Während du über den Hof gehst, stehe ich am Fenster und winke. Doch du drehst dich nicht um, bemerkst mein Winken nicht und mein plötzliches Innehalten. Wie ich langsam die Hand sinken lasse und lächle, enttäuscht und entschuldigend zugleich, als hätte ich einen Fremden mit einem Freund verwechselt und ihn überschwenglich gegrüßt als jemanden, der er nie war.
Du hast die Hoftür geöffnet und bist fortgegangen. Du hast dich nicht umgedreht; und so ist dir all dies entgangen: mein Winken, mein Innehalten, mein stilles Aufgeben vor dem Tag, als ich die Gardine wieder vors Fenster zog und ins Dunkel des Zimmers zurücktrat.

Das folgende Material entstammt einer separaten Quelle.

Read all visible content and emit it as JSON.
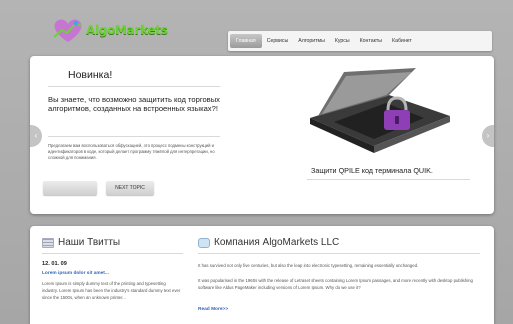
{
  "header": {
    "logo_text": "AlgoMarkets"
  },
  "nav": {
    "items": [
      "Главная",
      "Сервисы",
      "Алгоритмы",
      "Курсы",
      "Контакты",
      "Кабинет"
    ],
    "active_index": 0
  },
  "slider": {
    "title": "Новинка!",
    "question": "Вы знаете, что возможно защитить код торговых алгоритмов, созданных на встроенных языках?!",
    "description": "Предлагаем вам воспользоваться обфускацией, это процесс подмены конструкций и идентификаторов в коде, который делает программу тяжёлой для интерпретации, но сложной для понимания.",
    "button_blank": "",
    "button_next": "NEXT TOPIC",
    "caption": "Защити QPILE код терминала QUIK.",
    "prev_arrow": "‹",
    "next_arrow": "›"
  },
  "tweets": {
    "heading": "Наши Твитты",
    "date": "12. 01. 09",
    "link": "Lorem ipsum dolor sit amet...",
    "body": "Lorem Ipsum is simply dummy text of the printing and typesetting industry. Lorem Ipsum has been the industry's standard dummy text ever since the 1500s, when an unknown printer..."
  },
  "company": {
    "heading": "Компания AlgoMarkets LLC",
    "paragraph1": "It has survived not only five centuries, but also the leap into electronic typesetting, remaining essentially unchanged.",
    "paragraph2": "It was popularised in the 1960s with the release of Letraset sheets containing Lorem Ipsum passages, and more recently with desktop publishing software like Aldus PageMaker including versions of Lorem Ipsum. Why do we use it?",
    "read_more": "Read More>>"
  },
  "colors": {
    "background": "#a9a9a9",
    "panel": "#ffffff",
    "link": "#3366bb",
    "logo": "#6fd13a"
  }
}
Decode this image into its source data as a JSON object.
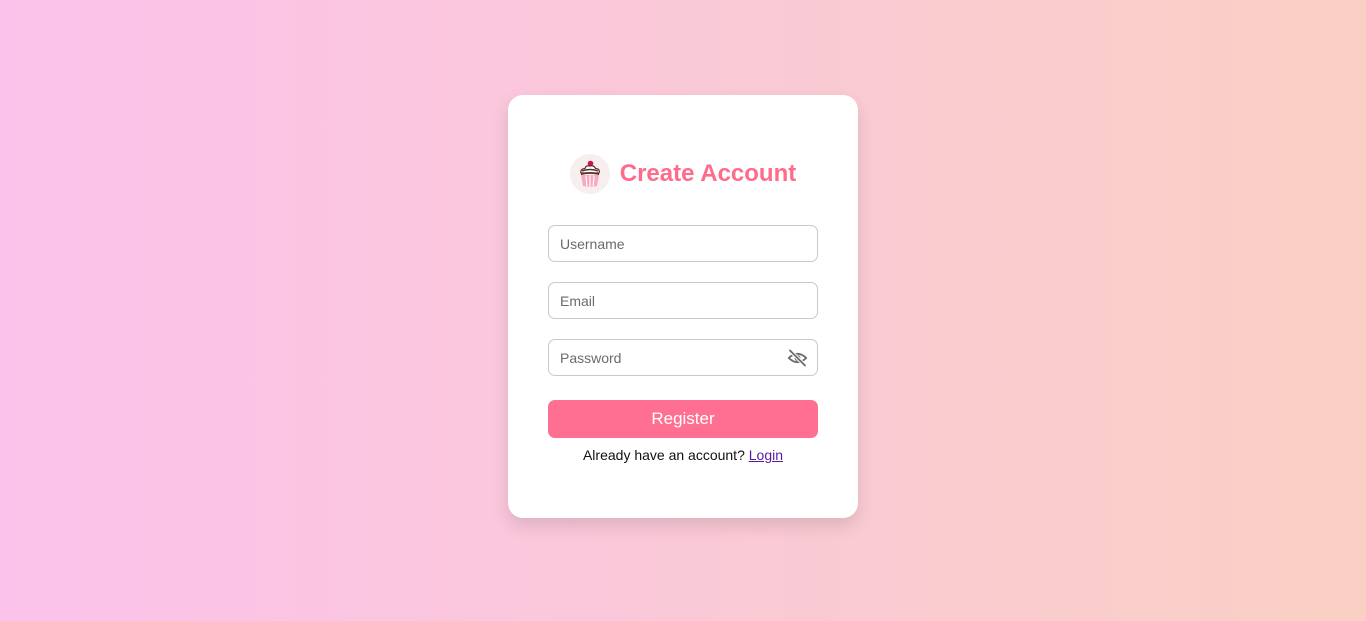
{
  "form": {
    "title": "Create Account",
    "username_placeholder": "Username",
    "email_placeholder": "Email",
    "password_placeholder": "Password",
    "register_label": "Register",
    "footer_text": "Already have an account?",
    "login_link": "Login"
  },
  "icons": {
    "logo": "cupcake-icon",
    "password_toggle": "eye-slash-icon"
  },
  "colors": {
    "accent": "#ff6b8b",
    "button": "#ff6f91",
    "background_start": "#fbc2eb",
    "background_end": "#fad0c4",
    "link": "#5a1aa0"
  }
}
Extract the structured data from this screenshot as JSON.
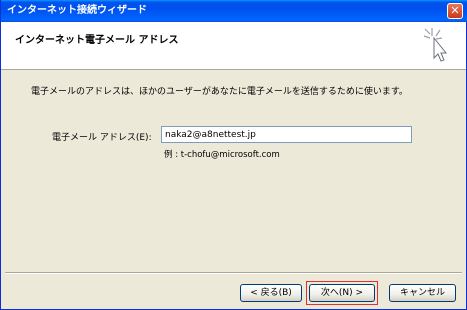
{
  "window": {
    "title": "インターネット接続ウィザード",
    "close_label": "✕"
  },
  "header": {
    "title": "インターネット電子メール アドレス",
    "icon": "sparkle-cursor-icon"
  },
  "body": {
    "description": "電子メールのアドレスは、ほかのユーザーがあなたに電子メールを送信するために使います。",
    "email_label": "電子メール アドレス(E):",
    "email_value": "naka2@a8nettest.jp",
    "example": "例 : t-chofu@microsoft.com"
  },
  "buttons": {
    "back": "< 戻る(B)",
    "next": "次へ(N) >",
    "cancel": "キャンセル"
  },
  "colors": {
    "titlebar": "#0054e3",
    "dialog_bg": "#ece9d8",
    "focus_outline": "#e03030"
  }
}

Wo bist du, wenn ich mich über mich beuge im großen Spiegel auf dem Flur? Wenn ich zu der Frau, die mir von dort entgegensieht, sage, daß sie sich kämmen soll; und niemand antwortet und nichts geschieht?
Die Zigarette im Mundwinkel läufst du unruhig den Boulevard entlang. Am Bahnhof hast du die Aktentasche ins Schließfach gesperrt, den Mantel aufgeknöpft und die Haare aus der Stirn gestrichen.
Es ist Zeit.
Du steuerst auf das Café zu in der kleinen Passage, vor dem ich jeden Tag spiele, gegen Mittag. Ich werde noch vor dem Spiegel sitzen, wenn du dort ankommst, vor dem Spiegel sitzen mit Kamm, Pomade und Schminke. Und so wirst du beschließen zu warten und einen Cognac bestellen.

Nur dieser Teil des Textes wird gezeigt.